I wanted to be abe to commit to my CVS repository while I was offline - eg while using my laptop on a train. But CVS doesn't support that, and to make it pretend to support it would involve some quite monstrous hacks. Of the commonly used VCSes, only git supports offline commits, so I decided to try that instead. There are some excellent instructions here which mostly Just Work.

Mostly.

There are two small flaws. First, it died importing this file. I couldn't be bothered to analyse why, and just deleted it and its history from the local copy I'd made of the repository (I used rsync to suck it down from Sourceforge). Contrary to the documentation, 'git cvsimport' does not carry on where it left off if it gets interrupted half way through, so once I'd deleted the offending file I had to also delete the broken git repo and start again. Once it had finished I then added the most recent version of the file to the git repo in the usual way. So I lost the history of that file. Thankfully it doesn't matter in this case.

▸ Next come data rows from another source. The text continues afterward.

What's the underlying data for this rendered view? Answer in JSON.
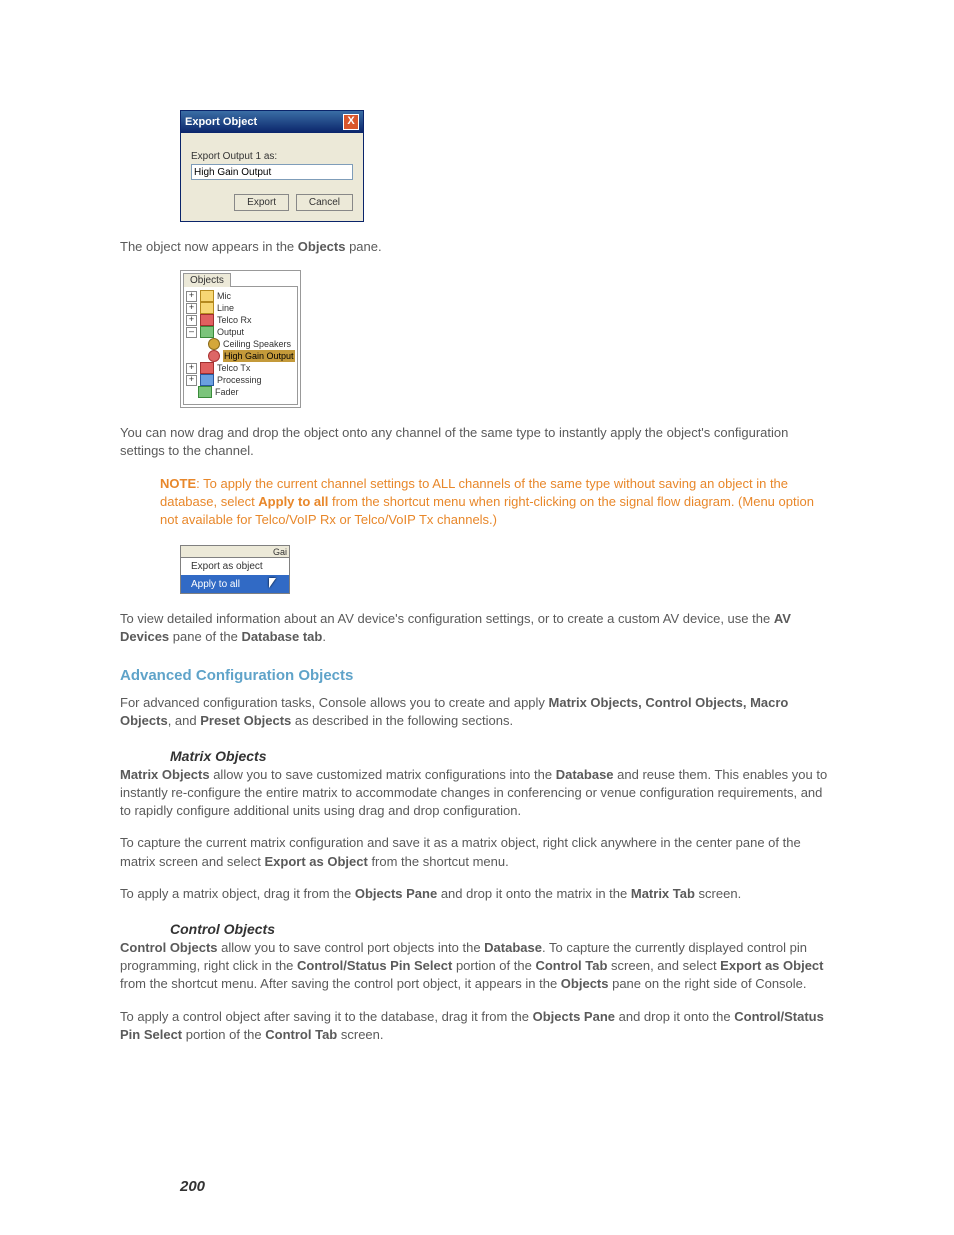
{
  "fig1": {
    "title": "Export Object",
    "label": "Export Output 1 as:",
    "value": "High Gain Output",
    "btn_export": "Export",
    "btn_cancel": "Cancel",
    "close": "X"
  },
  "para1_a": "The object now appears in the ",
  "para1_b": "Objects",
  "para1_c": " pane.",
  "fig2": {
    "tab": "Objects",
    "mic": "Mic",
    "line": "Line",
    "telcorx": "Telco Rx",
    "output": "Output",
    "ceiling": "Ceiling Speakers",
    "highgain": "High Gain Output",
    "telcotx": "Telco Tx",
    "processing": "Processing",
    "fader": "Fader",
    "plus": "+",
    "minus": "–"
  },
  "para2": "You can now drag and drop the object onto any channel of the same type to instantly apply the object's configuration settings to the channel.",
  "note": {
    "label": "NOTE",
    "sep": ":",
    "text_a": " To apply the current channel settings to ALL channels of the same type without saving an object in the database, select ",
    "text_b": "Apply to all",
    "text_c": " from the shortcut menu when right-clicking on the signal flow diagram. (Menu option not available for Telco/VoIP Rx or Telco/VoIP Tx channels.)"
  },
  "fig3": {
    "gai": "Gai",
    "export": "Export as object",
    "apply": "Apply to all"
  },
  "para3_a": "To view detailed information about an AV device's configuration settings, or to create a custom AV device, use the ",
  "para3_b": "AV Devices",
  "para3_c": " pane of the ",
  "para3_d": "Database tab",
  "para3_e": ".",
  "h_adv": "Advanced Configuration Objects",
  "para4_a": "For advanced configuration tasks, Console allows you to create and apply ",
  "para4_b": "Matrix Objects, Control Objects, Macro Objects",
  "para4_c": ", and ",
  "para4_d": "Preset Objects",
  "para4_e": " as described in the following sections.",
  "h_matrix": "Matrix Objects",
  "para5_a": "Matrix Objects",
  "para5_b": " allow you to save customized matrix configurations into the ",
  "para5_c": "Database",
  "para5_d": " and reuse them. This enables you to instantly re-configure the entire matrix to accommodate changes in conferencing or venue configuration requirements, and to rapidly configure additional units using drag and drop configuration.",
  "para6_a": "To capture the current matrix configuration and save it as a matrix object, right click anywhere in the center pane of the matrix screen and select ",
  "para6_b": "Export as Object",
  "para6_c": " from the shortcut menu.",
  "para7_a": "To apply a matrix object, drag it from the ",
  "para7_b": "Objects Pane",
  "para7_c": " and drop it onto the matrix in the ",
  "para7_d": "Matrix Tab",
  "para7_e": " screen.",
  "h_control": "Control Objects",
  "para8_a": "Control Objects",
  "para8_b": " allow you to save control port objects into the ",
  "para8_c": "Database",
  "para8_d": ". To capture the currently displayed control pin programming, right click in the ",
  "para8_e": "Control/Status Pin Select",
  "para8_f": " portion of the ",
  "para8_g": "Control Tab",
  "para8_h": " screen, and select ",
  "para8_i": "Export as Object",
  "para8_j": " from the shortcut menu. After saving the control port object, it appears in the ",
  "para8_k": "Objects",
  "para8_l": " pane on the right side of Console.",
  "para9_a": "To apply a control object after saving it to the database, drag it from the ",
  "para9_b": "Objects Pane",
  "para9_c": " and drop it onto the ",
  "para9_d": "Control/Status Pin Select",
  "para9_e": " portion of the ",
  "para9_f": "Control Tab",
  "para9_g": " screen.",
  "page_num": "200"
}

The second flaw is a minor one. It tells you to delete the repo's contents leaving just the .git directory, thus making it a "bare" repository. But it doesn't tell you that you have to edit .git/config and set the "bare" variable to true. If you don't do that, you'll get spurious warnings when you do a 'git push'.

First impressions of using git as "CVS with offline commits" are good. It works very well for a single user editing code in various different places throughout the day. I have yet to experiment with multiple concurrent edits. While I'm sure it works well if you use git in a distributed fashion, I still don't quite trust it to work in a similar fashion to CVS, with multiple users pushing changes to a central repository. But if I have any problems, you can be sure I'll grumble here about them.


Git is not the only game in town...

revdiablo on 2009-03-08T18:24:56

I guess it hinges on what you consider "commonly used", but there are quite a few VCSes that do offline commits. There's a whole bunch of 'em, in fact. It's a pretty exciting new branch (excuse the pun) in the VCS world, so I'm happy to see new people trying any of them, but Git is certainly not the only one.

My personal favorite is Mercurial, you can see a big list of them on Wikipedia: http://en.wikipedia.org/wiki/List_of_revision_control_software#Distributed_model

Re:Git is not the only game in town...

perigrin on 2009-03-10T19:30:43

In fact one could argue that SVK allows Subversion to do offline commits ... and Subversion has to be in any list of "commonly used VCSes".